Al árbol se le conoce por sus frutos…

En el evangelio de hoy San Lucas pone en labios de Jesús una serie de proverbios y refranes de estilo sapiencial. De todos ellos destaca la insistencia en superar todo género de autocomplacencia e hipocresía al momento de juzgar o querer corregir al hermano… Efectivamente, si Dios procediera como un juez implacable, estaríamos todos perdidos. Afortunadamente Él no se fija tanto en lo que somos o hemos sido sino en lo que intentamos ser, es decir, en nuestro esfuerzo sincero por pasar de ser malos o mediocres a ser buenos y mejores… En esta línea de intenciones, la primera lectura señala un criterio que es norma de sabiduría para enjuiciar a una persona: la palabra que sale de su boca.
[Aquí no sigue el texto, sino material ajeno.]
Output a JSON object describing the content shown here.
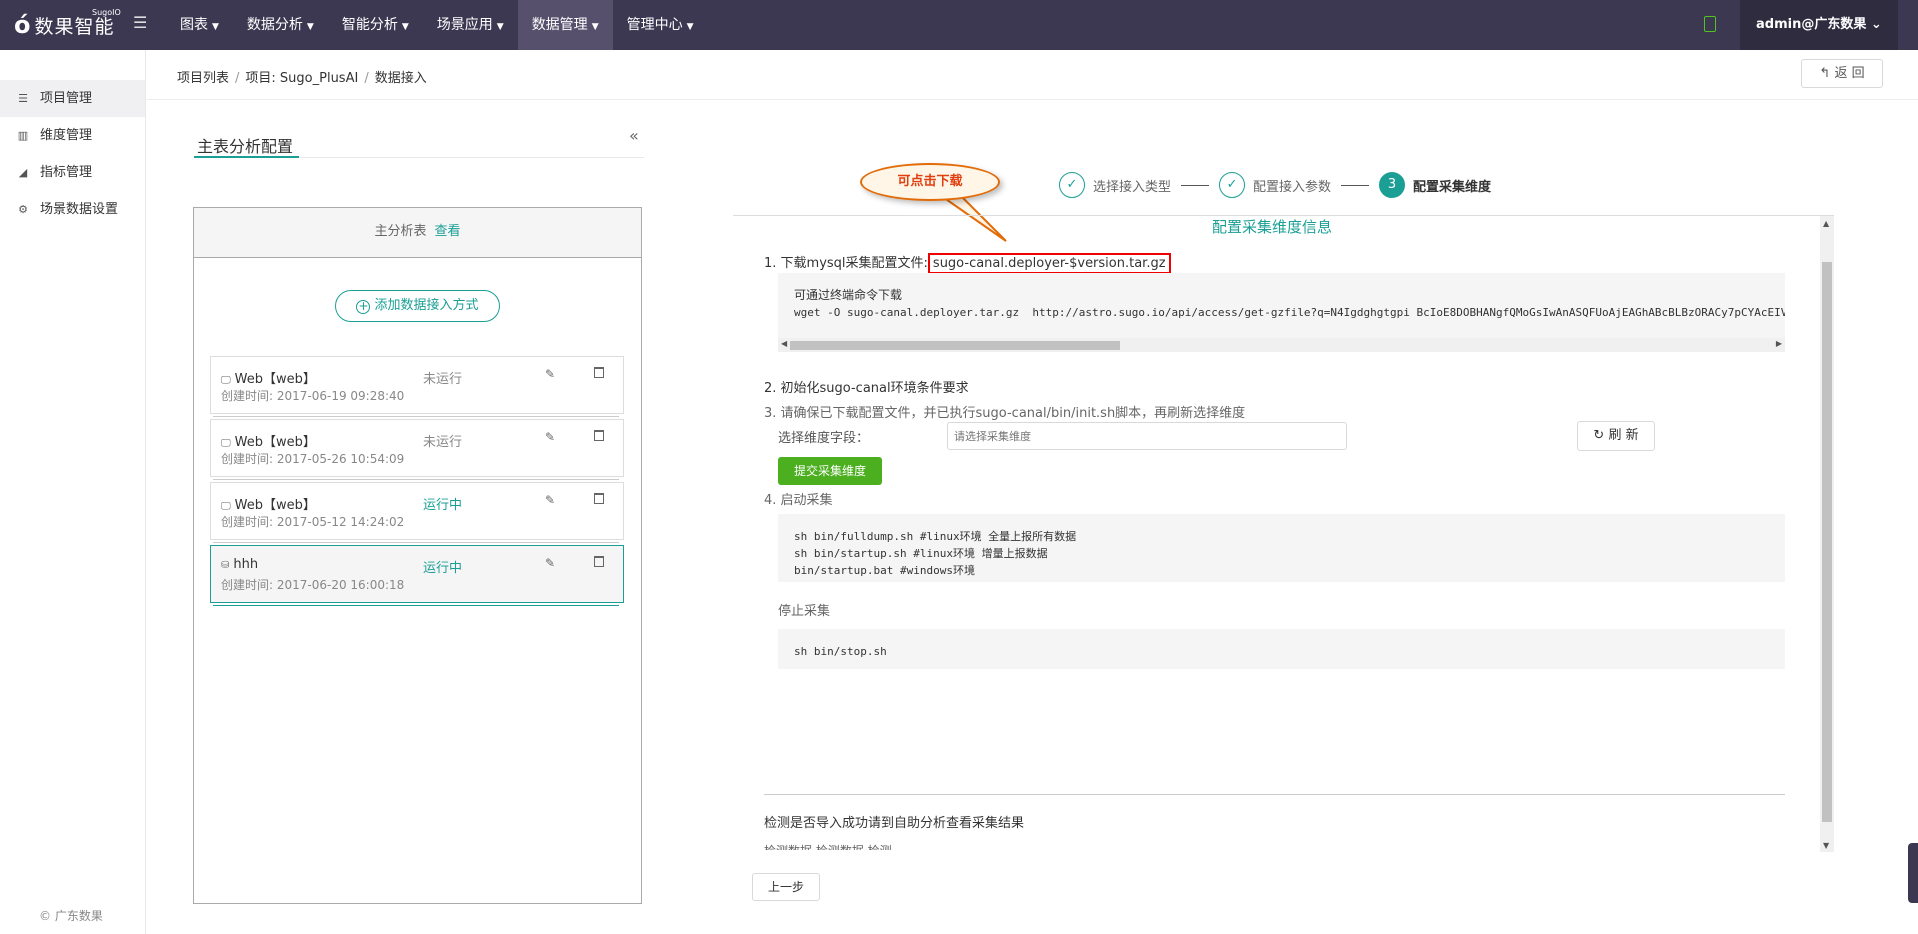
{
  "app": {
    "logo_text": "数果智能",
    "logo_sup": "SugoIO",
    "user": "admin@广东数果 ⌄"
  },
  "nav": [
    {
      "label": "图表"
    },
    {
      "label": "数据分析"
    },
    {
      "label": "智能分析"
    },
    {
      "label": "场景应用"
    },
    {
      "label": "数据管理"
    },
    {
      "label": "管理中心"
    }
  ],
  "sidebar": {
    "items": [
      {
        "label": "项目管理",
        "icon": "list-icon"
      },
      {
        "label": "维度管理",
        "icon": "bar-chart-icon"
      },
      {
        "label": "指标管理",
        "icon": "area-chart-icon"
      },
      {
        "label": "场景数据设置",
        "icon": "settings-icon"
      }
    ],
    "copyright": "© 广东数果"
  },
  "breadcrumb": {
    "items": [
      "项目列表",
      "项目: Sugo_PlusAI",
      "数据接入"
    ],
    "back_label": "返 回"
  },
  "panel": {
    "title": "主表分析配置",
    "head_text": "主分析表",
    "head_link": "查看",
    "add_label": "添加数据接入方式",
    "cards": [
      {
        "title": "Web【web】",
        "time": "创建时间: 2017-06-19 09:28:40",
        "status": "未运行",
        "running": false,
        "device": "desktop-icon"
      },
      {
        "title": "Web【web】",
        "time": "创建时间: 2017-05-26 10:54:09",
        "status": "未运行",
        "running": false,
        "device": "desktop-icon"
      },
      {
        "title": "Web【web】",
        "time": "创建时间: 2017-05-12 14:24:02",
        "status": "运行中",
        "running": true,
        "device": "desktop-icon"
      },
      {
        "title": "hhh",
        "time": "创建时间: 2017-06-20 16:00:18",
        "status": "运行中",
        "running": true,
        "device": "database-icon"
      }
    ]
  },
  "steps": [
    {
      "label": "选择接入类型",
      "state": "done"
    },
    {
      "label": "配置接入参数",
      "state": "done"
    },
    {
      "label": "配置采集维度",
      "state": "current",
      "number": "3"
    }
  ],
  "callout": "可点击下载",
  "content": {
    "title": "配置采集维度信息",
    "step1_prefix": "1. 下载mysql采集配置文件:",
    "step1_file": "sugo-canal.deployer-$version.tar.gz",
    "code1_title": "可通过终端命令下载",
    "code1_cmd": "wget -O sugo-canal.deployer.tar.gz  http://astro.sugo.io/api/access/get-gzfile?q=N4Igdghgtgpi BcIoE8DOBHANgfQMoGsIwAnASQFUoAjEAGhABcBLBzORACy7pCYAcEIVMa",
    "step2": "2. 初始化sugo-canal环境条件要求",
    "step3": "3. 请确保已下载配置文件，并已执行sugo-canal/bin/init.sh脚本，再刷新选择维度",
    "field_label": "选择维度字段：",
    "field_placeholder": "请选择采集维度",
    "refresh_label": "刷 新",
    "submit_label": "提交采集维度",
    "step4": "4. 启动采集",
    "code2": "sh bin/fulldump.sh #linux环境 全量上报所有数据\nsh bin/startup.sh #linux环境 增量上报数据\nbin/startup.bat #windows环境",
    "stop_label": "停止采集",
    "code3": "sh bin/stop.sh",
    "check_text": "检测是否导入成功请到自助分析查看采集结果",
    "cut_text": "检测数据·检测数据·检测"
  },
  "prev_label": "上一步",
  "colors": {
    "accent": "#1b9f95",
    "nav_bg": "#3c3852",
    "submit": "#4caf20",
    "highlight": "#e00000",
    "callout": "#e36c09"
  }
}
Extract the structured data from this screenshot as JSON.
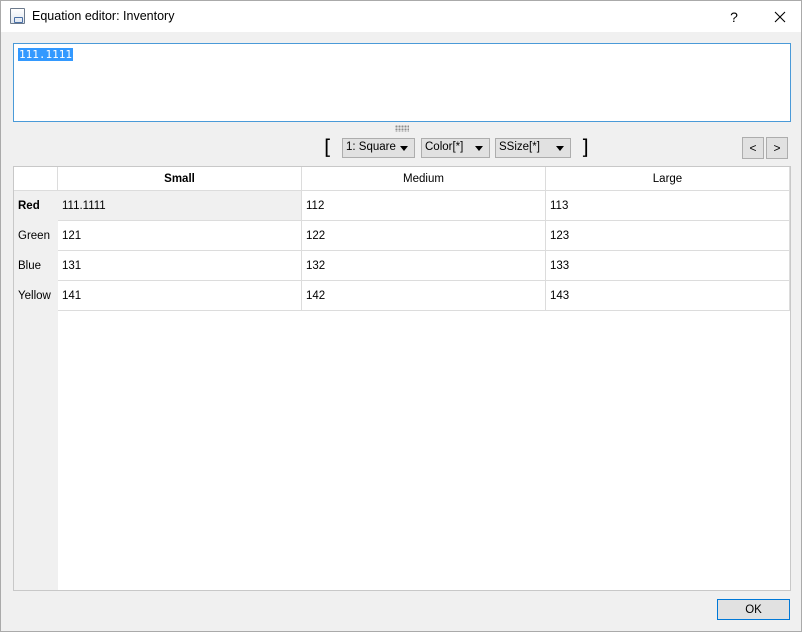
{
  "window": {
    "title": "Equation editor: Inventory",
    "help_label": "?",
    "icons": {
      "app": "equation-editor-icon",
      "close": "close-icon"
    }
  },
  "editor": {
    "value": "111.1111",
    "selected": true
  },
  "toolbar": {
    "open_bracket": "[",
    "close_bracket": "]",
    "shape_combo": "1: Square",
    "color_combo": "Color[*]",
    "size_combo": "SSize[*]",
    "prev_label": "<",
    "next_label": ">"
  },
  "grid": {
    "columns": [
      "Small",
      "Medium",
      "Large"
    ],
    "active_column": 0,
    "active_row": 0,
    "rows": [
      {
        "label": "Red",
        "values": [
          "111.1111",
          "112",
          "113"
        ]
      },
      {
        "label": "Green",
        "values": [
          "121",
          "122",
          "123"
        ]
      },
      {
        "label": "Blue",
        "values": [
          "131",
          "132",
          "133"
        ]
      },
      {
        "label": "Yellow",
        "values": [
          "141",
          "142",
          "143"
        ]
      }
    ]
  },
  "footer": {
    "ok_label": "OK"
  },
  "colors": {
    "focus_border": "#4a9ad8",
    "selection": "#3399ff",
    "default_button_border": "#0078d7"
  }
}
Esta palabra se convierte así en criba que decanta, en horno que acrisola y en fruto que delata al árbol del que procede.

No cabe duda, nuestras conversaciones nos delatan: de la abundancia del corazón habla la boca… Por eso en nuestro tiempo y en nuestro medio se habla tan poco de los valores superiores, humanos y espirituales, tales como: la solidaridad y la fraternidad, el diálogo y la convivencia, el compartir y la justicia, la paz y la unidad, la fe y la religiosidad, la responsabilidad y la colaboración ciudadanas… Cristo, en cambio, se remite al interior de la persona y a las palabras que lo reflejan. Por tanto –y para no “andarnos por las ramas”– hemos de ir a las raíces y a las obras. Hemos de bajar al fondo de nuestro corazón para descubrir su maldad o su bondad, su mentira o su verdad, su esterilidad o su fecundidad.

¿Y cuáles son los frutos por los que se conoce al discípulo de Jesús? Los que hemos venimos meditando en estos últimos domingos: la práctica de las bienaventuranzas, el amor al enemigo, el dar sin pedir ni esperar nada a cambio, el no juzgar ni condenar a los demás constituyéndonos en sus censores, sin haber convertido el propio corazón o, al menos, sin intentar una seria mejora personal… Del corazón humano no pueden salir más que palabras y acciones estériles. Por eso necesitamos un «proceso» de interiorización para que la calidad y fuerza de la savia evangélica arraigue en nosotros… Necesitamos el silencio interior y exterior para llenarnos de Dios. Necesitamos desesperadamente el silencio y la oración para captar la presencia y la voz de Dios en nuestra diaria existencia, humana y cristiana.